Ditambah lagi dengan ayat-ayat lain
yang serupa, yang mengajak manusia untuk memperhatikan dengan seksama terhadap
benda-benda alam, serta melihat apa yang ada disekelilingnya dan yang
berhubungan dengannya (dari segi keberadaannya-pen) untuk dijadikan petunjuk
atas adanya Pencipta yang Maha Pengatur. Sehingga dengan demikian imannya
kepada Allah SWT menjadi iman yang mantap, yang berakar dari akal dan bukti.
Inilah jawaban shohih secara ringkas
tentang keberadaan Al-Khaliq dibalik manusia, alam semesta dan kehidupan.
Sifat Fitri Keimanan
Memang benar, bahwa iman kepada Yang
Maha Pengatur ini merupakan suatu hal yang fithri dalam diri setiap manusia.

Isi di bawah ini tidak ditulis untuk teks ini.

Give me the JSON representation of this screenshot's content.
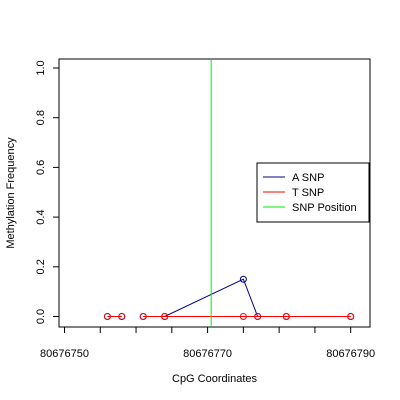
{
  "chart_data": {
    "type": "line",
    "title": "",
    "xlabel": "CpG Coordinates",
    "ylabel": "Methylation Frequency",
    "xlim": [
      80676750,
      80676792
    ],
    "ylim": [
      0,
      1.0
    ],
    "x_ticks": [
      80676750,
      80676770,
      80676790
    ],
    "x_tick_labels": [
      "80676750",
      "80676770",
      "80676790"
    ],
    "y_ticks": [
      0,
      0.2,
      0.4,
      0.6,
      0.8,
      1.0
    ],
    "y_tick_labels": [
      "0.0",
      "0.2",
      "0.4",
      "0.6",
      "0.8",
      "1.0"
    ],
    "grid": false,
    "legend_position": "right",
    "series": [
      {
        "name": "A SNP",
        "color": "#00008B",
        "x": [
          80676756,
          80676758,
          80676761,
          80676764,
          80676775,
          80676777,
          80676781,
          80676790
        ],
        "y": [
          0,
          0,
          0,
          0,
          0.15,
          0,
          0,
          0
        ],
        "segments": [
          [
            0,
            1
          ],
          [
            2,
            3,
            4,
            5,
            6,
            7
          ]
        ]
      },
      {
        "name": "T SNP",
        "color": "#FF0000",
        "x": [
          80676756,
          80676758,
          80676761,
          80676764,
          80676775,
          80676777,
          80676781,
          80676790
        ],
        "y": [
          0,
          0,
          0,
          0,
          0,
          0,
          0,
          0
        ],
        "segments": [
          [
            0,
            1
          ],
          [
            2,
            3,
            4,
            5,
            6,
            7
          ]
        ]
      },
      {
        "name": "SNP Position",
        "color": "#00EE00",
        "vline_x": 80676770.5
      }
    ]
  }
}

Akan tetapi iman yang fithri ini hanya muncul dari perasaan hati yang ikhlas
belaka. Dan proses semacam ini tidak bisa dianggap aman akibatnya serta tidak
akan membawa sesuatu ketetapan/keyakinan apabila ditinggalkan (tanpa dikaitkan
dengan akal-red.). Sebab perasaan hati semacam ini sering menambah-nambah
terhadap apa yang diimani dengan sesuatu yang realistis. Bahkan
mengkhayalkannya dengan sifat-sifat tertentu yang lazim terhadap apa yang ia
imani sehingga dapat menjerumuskan ke arah kekufuran dan kesesatan. Penyembahan
berhala, khurafat (cerita bohong) dan
kebatilan, tak lain akibat salahnya perasaan hati. Maka dari itu Islam tidak
membiarkan perasaan hati ini sebagai satu-satunya jalan menuju iman. Hal
seperti ini tidak akan menambah-nambah atas Dzat Allah dengan sifat-sifat yang
bertentangan dengan sifat-sifat Ketuhanan, atau menghayalkan penjelmaan-Nya
dalam benda-benda, atau juga menggambarkan suatu kemungkinan untuk mendekatkan
diri kepada-Nya melalui penyembahan benda-benda yang dapat menjurus ke
kekufuran atau penyekutuan terhadap Allah, atau ke arah dugaan yang salah dan
khurafat yang senantiasa ditolak oleh iman yang lurus. Oleh karena itu Islam
menegaskan penggunaan akal ber-sama-sama dengan perasaan hati dan mewajibkan
atas setiap muslim untuk menggunakan akalnya dalam beriman kepada Allah SWT
serta melarang bertaklid dalam urusan
aqidah. Untuk ini Islam telah menjadikan akal sebagai timbangan dalam beriman
kepada Allah. Sebagaimana yang difirmankan oleh Allah SWT:
"Sesungguhnya dalam penciptaan langit dan bumi,
dan silih bergantinya malam dan siang terdapat tanda-tanda bagi orang-orang
yang berakal" (QS Ali Imran 190)
Oleh karena itu maka wajib bagi
setiap muslim untuk menjadikan imannya betul-betul timbul dari proses berfikir,
penelitian, dan memperhatikan serta bertahkim pada akalnya dalam beriman kepada
Allah SWT secara mutlak. Dan ajakan untuk memperhatikan alam semesta dengan
seksama dalam rangka mencari sunnatullah serta guna memperoleh petunjuk untuk
beriman terhadap Penciptanya. Al-Qur'an telah menyebut hal tersebut dalam
puluhan ayatnya. Semua ini ditujukan terhadap unsur-unsur pemikiran yang
dimiliki manusia agar dapat mengajaknya untuk berfikir serta merenung sehingga
imannya betul-betul muncul dari akal dan bukti. Hal ini juga memperingatkan manusia untuk tidak mengambil
jalan yang telah ditempuh oleh nenek moyangnya yang telah merasa puas terhadap
apa yang telah mereka temui tanpa meneliti dan mengujinya lagi untuk mengetahui
kebenaranya.
Inilah iman yang telah diserukan
oleh Islam. Dan iman semacam ini bukanlah seperti yang dikatakan orang sebagai
imannya orang-orang yang lemah melainkan inilah iman yang jernih, yang
menyakinkan, yang senantiasa memandang dan berfikir lalu sampai kepada yakin
akan adanya Allah Yang Mahakuasa lewat pengamatan dan perenungannya tersebut.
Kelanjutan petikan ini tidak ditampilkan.